La discussion cessa immédiatement après le dernier mot de Crane : quelqu'un frappait à la porte. Probablement la police qui avait découvert le cadavre du type dans la ruelle et qui fouillait tous les appartements aux alentours pour trouver de potentiels témoins. Qu'allait-elle faire? Se lever et défendre son invité? Le cacher? Ou allait-elle ouvrir la porte à la volée, exposant Crane à la lumière de la maigre justice que le GCPD tentait vainement d'établir? Il était prêt à agir : fuir, se cacher ou commencer une longue et fastidieuse prise d'otage qui tournerait forcément mal. Mal pour ces gêneurs évidemment.

« Prenez votre chapeau et allez vous cacher dans la penderie, tout de suite ! »

Stupéfait, Crane ne se fit cependant pas prier. Prenant son chapeau, il se leva et se dirigea vers la chambre à coucher, jugeant que la penderie était trop à découvert et trop près de la porte d'entrée. N'hésitant pas, il s'enferma dans le garde-robe et attendit. Il entendait les voix de trois personnes dont celle d'Hanna, mais n'arrivait pas à bien entendre les paroles. Patientant, l'Épouvantail se disait qu'en fait rien ne le retenait vraiment ici. Il était pratiquement certain que les visiteurs étaient deux agents lancés à sa poursuite. S'ils sont ici à l'appartement, cela veut dire qu'ils ne sont pas dehors à le chercher. Le pari était risqué mais pouvait fonctionner.

« Telle une ombre je serai entré dans votre vie et telle une ombre j'en serai sortit, tel un mystère que vous ne percerez que trop tard, vous plongeant dans l'épouvante. »

Au moment où il allait se lancer pour ouvrir la fenêtre de la chambre, il entendit des pas provenir de la cuisine. Quiconque était entré dans l'appartement s'y promenait maintenant. Crane n'avait d'autres choix que de rester cacher. Si par mégarde l'un d'eux devait ouvrir la porte de sa cachette, il ferait face à une morte terrifiante.

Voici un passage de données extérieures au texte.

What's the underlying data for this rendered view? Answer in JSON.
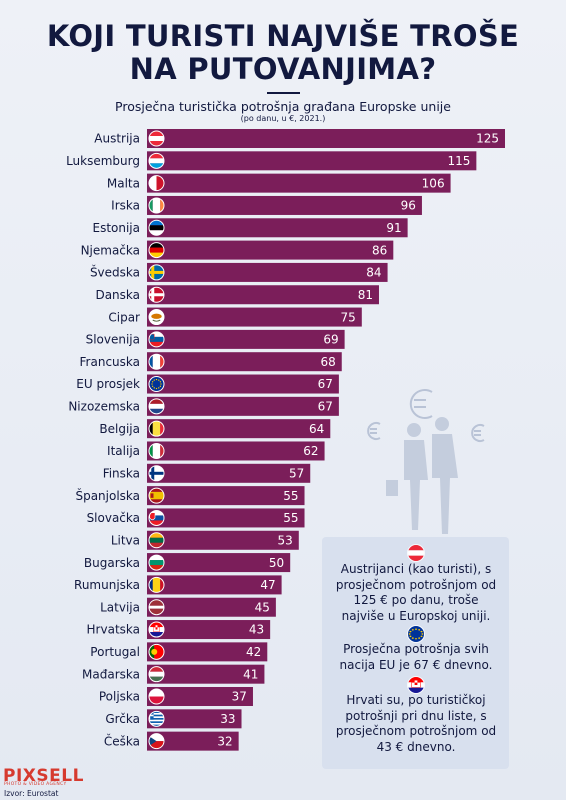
{
  "header": {
    "title_line1": "KOJI TURISTI NAJVIŠE TROŠE",
    "title_line2": "NA PUTOVANJIMA?",
    "subtitle": "Prosječna turistička potrošnja građana Europske unije",
    "subnote": "(po danu, u €, 2021.)"
  },
  "chart_data": {
    "type": "bar",
    "orientation": "horizontal",
    "title": "KOJI TURISTI NAJVIŠE TROŠE NA PUTOVANJIMA?",
    "subtitle": "Prosječna turistička potrošnja građana Europske unije",
    "unit_note": "(po danu, u €, 2021.)",
    "categories": [
      "Austrija",
      "Luksemburg",
      "Malta",
      "Irska",
      "Estonija",
      "Njemačka",
      "Švedska",
      "Danska",
      "Cipar",
      "Slovenija",
      "Francuska",
      "EU prosjek",
      "Nizozemska",
      "Belgija",
      "Italija",
      "Finska",
      "Španjolska",
      "Slovačka",
      "Litva",
      "Bugarska",
      "Rumunjska",
      "Latvija",
      "Hrvatska",
      "Portugal",
      "Mađarska",
      "Poljska",
      "Grčka",
      "Češka"
    ],
    "values": [
      125,
      115,
      106,
      96,
      91,
      86,
      84,
      81,
      75,
      69,
      68,
      67,
      67,
      64,
      62,
      57,
      55,
      55,
      53,
      50,
      47,
      45,
      43,
      42,
      41,
      37,
      33,
      32
    ],
    "flags": [
      "austria-flag-icon",
      "luxembourg-flag-icon",
      "malta-flag-icon",
      "ireland-flag-icon",
      "estonia-flag-icon",
      "germany-flag-icon",
      "sweden-flag-icon",
      "denmark-flag-icon",
      "cyprus-flag-icon",
      "slovenia-flag-icon",
      "france-flag-icon",
      "eu-flag-icon",
      "netherlands-flag-icon",
      "belgium-flag-icon",
      "italy-flag-icon",
      "finland-flag-icon",
      "spain-flag-icon",
      "slovakia-flag-icon",
      "lithuania-flag-icon",
      "bulgaria-flag-icon",
      "romania-flag-icon",
      "latvia-flag-icon",
      "croatia-flag-icon",
      "portugal-flag-icon",
      "hungary-flag-icon",
      "poland-flag-icon",
      "greece-flag-icon",
      "czechia-flag-icon"
    ],
    "bar_color": "#7b1e5a",
    "xlim": [
      0,
      125
    ]
  },
  "notes": [
    {
      "flag": "austria-flag-icon",
      "text": "Austrijanci (kao turisti), s prosječnom potrošnjom od 125 € po danu, troše najviše u Europskoj uniji."
    },
    {
      "flag": "eu-flag-icon",
      "text": "Prosječna potrošnja svih nacija EU je 67 € dnevno."
    },
    {
      "flag": "croatia-flag-icon",
      "text": "Hrvati su, po turističkoj potrošnji pri dnu liste, s prosječnom potrošnjom od 43 € dnevno."
    }
  ],
  "footer": {
    "logo": "PIXSELL",
    "logo_sub": "PHOTO & VIDEO AGENCY",
    "source": "Izvor: Eurostat"
  },
  "colors": {
    "title": "#12193f",
    "bar": "#7b1e5a",
    "background": "#e8ecf4",
    "infobox": "#d8e0ee",
    "logo": "#d63a2f"
  }
}
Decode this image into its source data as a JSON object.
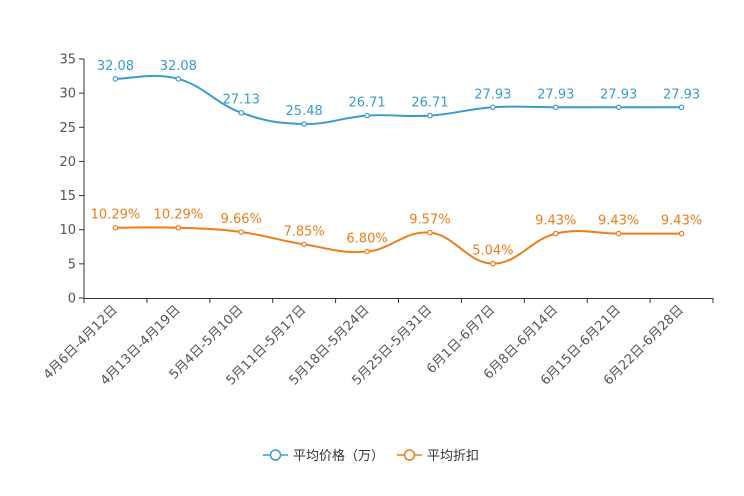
{
  "chart_data": {
    "type": "line",
    "title": "",
    "xlabel": "",
    "ylabel": "",
    "ylim": [
      0,
      35
    ],
    "yticks": [
      0,
      5,
      10,
      15,
      20,
      25,
      30,
      35
    ],
    "categories": [
      "4月6日-4月12日",
      "4月13日-4月19日",
      "5月4日-5月10日",
      "5月11日-5月17日",
      "5月18日-5月24日",
      "5月25日-5月31日",
      "6月1日-6月7日",
      "6月8日-6月14日",
      "6月15日-6月21日",
      "6月22日-6月28日"
    ],
    "series": [
      {
        "name": "平均价格（万）",
        "color": "#3a9bd0",
        "values": [
          32.08,
          32.08,
          27.13,
          25.48,
          26.71,
          26.71,
          27.93,
          27.93,
          27.93,
          27.93
        ],
        "labels": [
          "32.08",
          "32.08",
          "27.13",
          "25.48",
          "26.71",
          "26.71",
          "27.93",
          "27.93",
          "27.93",
          "27.93"
        ]
      },
      {
        "name": "平均折扣",
        "color": "#ef7d1a",
        "values": [
          10.29,
          10.29,
          9.66,
          7.85,
          6.8,
          9.57,
          5.04,
          9.43,
          9.43,
          9.43
        ],
        "labels": [
          "10.29%",
          "10.29%",
          "9.66%",
          "7.85%",
          "6.80%",
          "9.57%",
          "5.04%",
          "9.43%",
          "9.43%",
          "9.43%"
        ]
      }
    ],
    "legend_position": "bottom-center",
    "smooth": true,
    "grid": false
  }
}
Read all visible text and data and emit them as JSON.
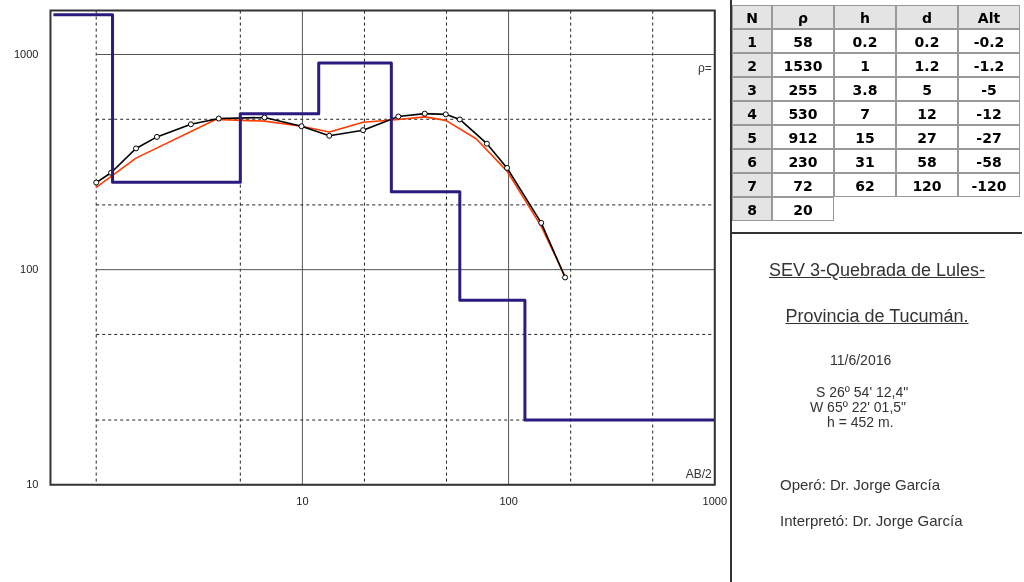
{
  "chart_data": [
    {
      "type": "line",
      "xlabel": "AB/2",
      "log": "xy",
      "xlim": [
        0.62,
        1000
      ],
      "ylim": [
        10,
        1600
      ],
      "xticks": [
        {
          "value": 1,
          "label": null
        },
        {
          "value": 5,
          "label": null
        },
        10,
        {
          "value": 20,
          "label": null
        },
        {
          "value": 50,
          "label": null
        },
        100,
        {
          "value": 200,
          "label": null
        },
        {
          "value": 500,
          "label": null
        },
        1000
      ],
      "yticks": [
        10,
        {
          "value": 20,
          "label": null
        },
        {
          "value": 50,
          "label": null
        },
        100,
        {
          "value": 200,
          "label": null
        },
        {
          "value": 500,
          "label": null
        },
        1000
      ],
      "grid": true,
      "annotations": [
        "ρ="
      ],
      "series": [
        {
          "type": "step",
          "color": "#2b1b7e",
          "x": [
            0.62,
            1.2,
            5,
            12,
            27,
            58,
            120,
            1000
          ],
          "values": [
            1530,
            255,
            530,
            912,
            230,
            72,
            20,
            20
          ]
        },
        {
          "type": "line",
          "color": "#000000",
          "marker": "circle",
          "x": [
            1,
            1.18,
            1.56,
            1.97,
            2.88,
            3.93,
            6.55,
            9.9,
            13.5,
            19.7,
            29.2,
            39.2,
            49.6,
            58,
            78.5,
            98.3,
            144,
            188
          ],
          "values": [
            254,
            282,
            366,
            414,
            474,
            504,
            510,
            464,
            419,
            445,
            515,
            531,
            527,
            499,
            385,
            297,
            165,
            92
          ]
        },
        {
          "type": "line",
          "color": "#ff3c00",
          "x": [
            1,
            1.56,
            3.8,
            6.55,
            9.9,
            13.5,
            19.7,
            29.2,
            39.2,
            49.6,
            69.6,
            98,
            144,
            191
          ],
          "values": [
            241,
            330,
            499,
            490,
            464,
            436,
            484,
            499,
            513,
            494,
            406,
            288,
            159,
            90
          ]
        }
      ]
    },
    {
      "type": "heatmap",
      "ylabel": "N",
      "categories": [
        "ρ",
        "h",
        "d",
        "Alt"
      ],
      "y_categories": [
        "1",
        "2",
        "3",
        "4",
        "5",
        "6",
        "7",
        "8"
      ],
      "data_labels": true,
      "cells": [
        [
          58,
          0.2,
          0.2,
          -0.2
        ],
        [
          1530,
          1,
          1.2,
          -1.2
        ],
        [
          255,
          3.8,
          5,
          -5
        ],
        [
          530,
          7,
          12,
          -12
        ],
        [
          912,
          15,
          27,
          -27
        ],
        [
          230,
          31,
          58,
          -58
        ],
        [
          72,
          62,
          120,
          -120
        ],
        [
          20,
          null,
          null,
          null
        ]
      ]
    },
    {
      "type": "other",
      "title": "SEV 3-Quebrada de Lules-",
      "subtitle": "Provincia de Tucumán.",
      "annotations": [
        "11/6/2016",
        "S 26º 54' 12,4\"",
        "W 65º 22' 01,5\"",
        "h = 452 m.",
        "Operó:  Dr. Jorge García",
        "Interpretó: Dr. Jorge García"
      ]
    }
  ]
}
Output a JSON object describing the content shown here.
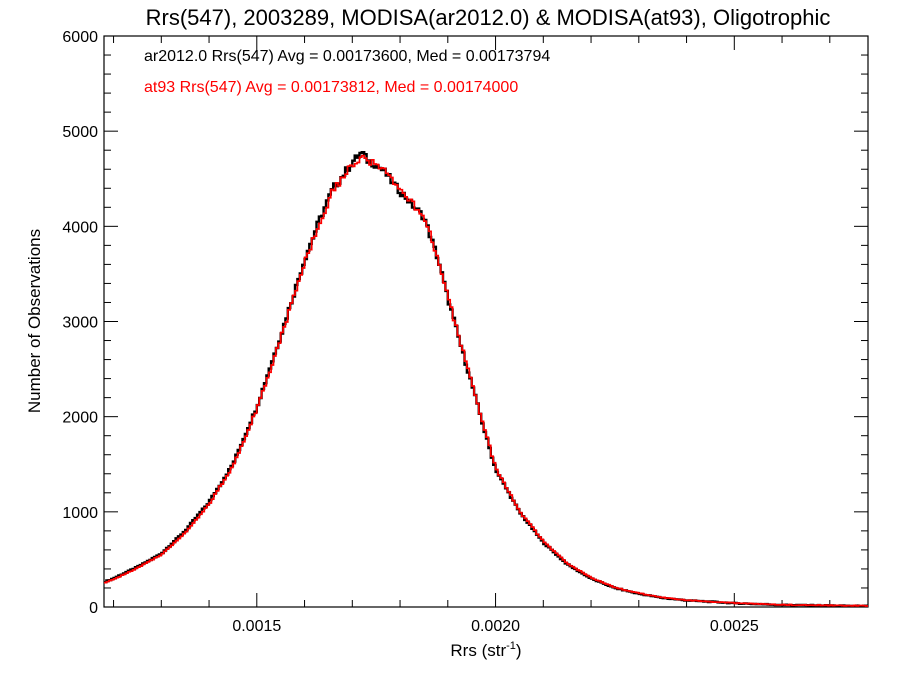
{
  "chart_data": {
    "type": "line",
    "title": "Rrs(547), 2003289, MODISA(ar2012.0) & MODISA(at93), Oligotrophic",
    "xlabel_main": "Rrs (str",
    "xlabel_sup": "-1",
    "xlabel_close": ")",
    "ylabel": "Number of Observations",
    "xlim": [
      0.00118,
      0.00278
    ],
    "ylim": [
      0,
      6000
    ],
    "x_ticks": [
      0.0015,
      0.002,
      0.0025
    ],
    "x_tick_labels": [
      "0.0015",
      "0.0020",
      "0.0025"
    ],
    "y_ticks": [
      0,
      1000,
      2000,
      3000,
      4000,
      5000,
      6000
    ],
    "y_tick_labels": [
      "0",
      "1000",
      "2000",
      "3000",
      "4000",
      "5000",
      "6000"
    ],
    "legend_placement": "top-left",
    "series": [
      {
        "name": "ar2012.0 Rrs(547) Avg = 0.00173600, Med = 0.00173794",
        "color": "#000000",
        "x": [
          0.00118,
          0.0012,
          0.00125,
          0.0013,
          0.00135,
          0.0014,
          0.00145,
          0.0015,
          0.00155,
          0.0016,
          0.00163,
          0.00166,
          0.00169,
          0.0017,
          0.00171,
          0.00172,
          0.00173,
          0.00175,
          0.00177,
          0.00179,
          0.00181,
          0.00183,
          0.00185,
          0.00188,
          0.0019,
          0.00193,
          0.00195,
          0.00198,
          0.002,
          0.00205,
          0.0021,
          0.00215,
          0.0022,
          0.00225,
          0.0023,
          0.00235,
          0.0024,
          0.0025,
          0.0026,
          0.0027,
          0.00278
        ],
        "y": [
          260,
          300,
          420,
          560,
          800,
          1100,
          1500,
          2100,
          2850,
          3650,
          4050,
          4400,
          4600,
          4680,
          4720,
          4780,
          4700,
          4650,
          4560,
          4420,
          4320,
          4200,
          4100,
          3650,
          3250,
          2700,
          2350,
          1800,
          1450,
          1000,
          680,
          450,
          300,
          200,
          140,
          95,
          70,
          40,
          22,
          15,
          10
        ]
      },
      {
        "name": "at93 Rrs(547) Avg = 0.00173812, Med = 0.00174000",
        "color": "#ff0000",
        "x": [
          0.00118,
          0.0012,
          0.00125,
          0.0013,
          0.00135,
          0.0014,
          0.00145,
          0.0015,
          0.00155,
          0.0016,
          0.00163,
          0.00166,
          0.00169,
          0.0017,
          0.00171,
          0.00172,
          0.00173,
          0.00175,
          0.00177,
          0.00179,
          0.00181,
          0.00183,
          0.00185,
          0.00188,
          0.0019,
          0.00193,
          0.00195,
          0.00198,
          0.002,
          0.00205,
          0.0021,
          0.00215,
          0.0022,
          0.00225,
          0.0023,
          0.00235,
          0.0024,
          0.0025,
          0.0026,
          0.0027,
          0.00278
        ],
        "y": [
          250,
          290,
          410,
          550,
          780,
          1080,
          1480,
          2080,
          2820,
          3620,
          4020,
          4380,
          4580,
          4660,
          4700,
          4720,
          4690,
          4640,
          4560,
          4430,
          4330,
          4210,
          4120,
          3660,
          3260,
          2720,
          2360,
          1820,
          1460,
          1010,
          690,
          460,
          310,
          205,
          145,
          100,
          72,
          42,
          24,
          16,
          11
        ]
      }
    ]
  }
}
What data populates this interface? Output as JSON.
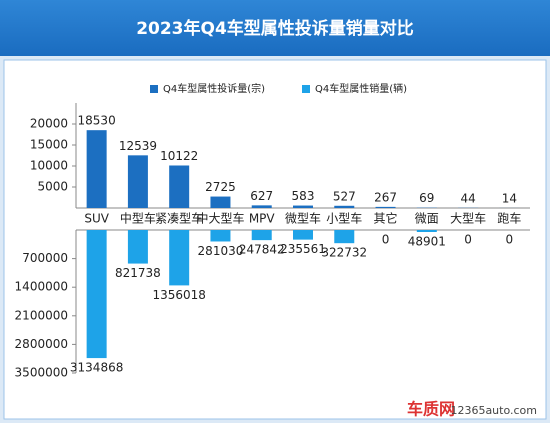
{
  "chart_data": [
    {
      "type": "bar",
      "title": "2023年Q4车型属性投诉量销量对比",
      "categories": [
        "SUV",
        "中型车",
        "紧凑型车",
        "中大型车",
        "MPV",
        "微型车",
        "小型车",
        "其它",
        "微面",
        "大型车",
        "跑车"
      ],
      "series": [
        {
          "name": "Q4车型属性投诉量(宗)",
          "color": "#1c6fc1",
          "values": [
            18530,
            12539,
            10122,
            2725,
            627,
            583,
            527,
            267,
            69,
            44,
            14
          ]
        }
      ],
      "ylim": [
        0,
        25000
      ],
      "yticks": [
        5000,
        10000,
        15000,
        20000
      ],
      "y_reversed": false
    },
    {
      "type": "bar",
      "series": [
        {
          "name": "Q4车型属性销量(辆)",
          "color": "#1ea3e8",
          "values": [
            3134868,
            821738,
            1356018,
            281030,
            247842,
            235561,
            322732,
            0,
            48901,
            0,
            0
          ]
        }
      ],
      "ylim": [
        0,
        3500000
      ],
      "yticks": [
        700000,
        1400000,
        2100000,
        2800000,
        3500000
      ],
      "y_reversed": true
    }
  ],
  "watermark": {
    "logo": "车质网",
    "site": "12365auto.com"
  }
}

L'effet de surprise était avec lui et il allait certainement en profiter si l'occasion se présentait. L'excitation le reprenait. Il se mit à sourire, ses lèvres accompagnant son regard sadique. La chose qu'il adorait le plus dans la vie, c'était de terrifier les gens, les mettre à genoux, nus dans leurs propres ténèbres, incapables de se défendre ou de résister, priant pour la froide et cruelle étreinte pour mettre un terme à un cauchemar morbide. Il lui arrivait cependant d'aimer autre chose : le regard que faisaient les gens lorsqu'ils comprenaient qu'ils avaient affaire à Jonathan Crane, alias le sinistre Épouvantail.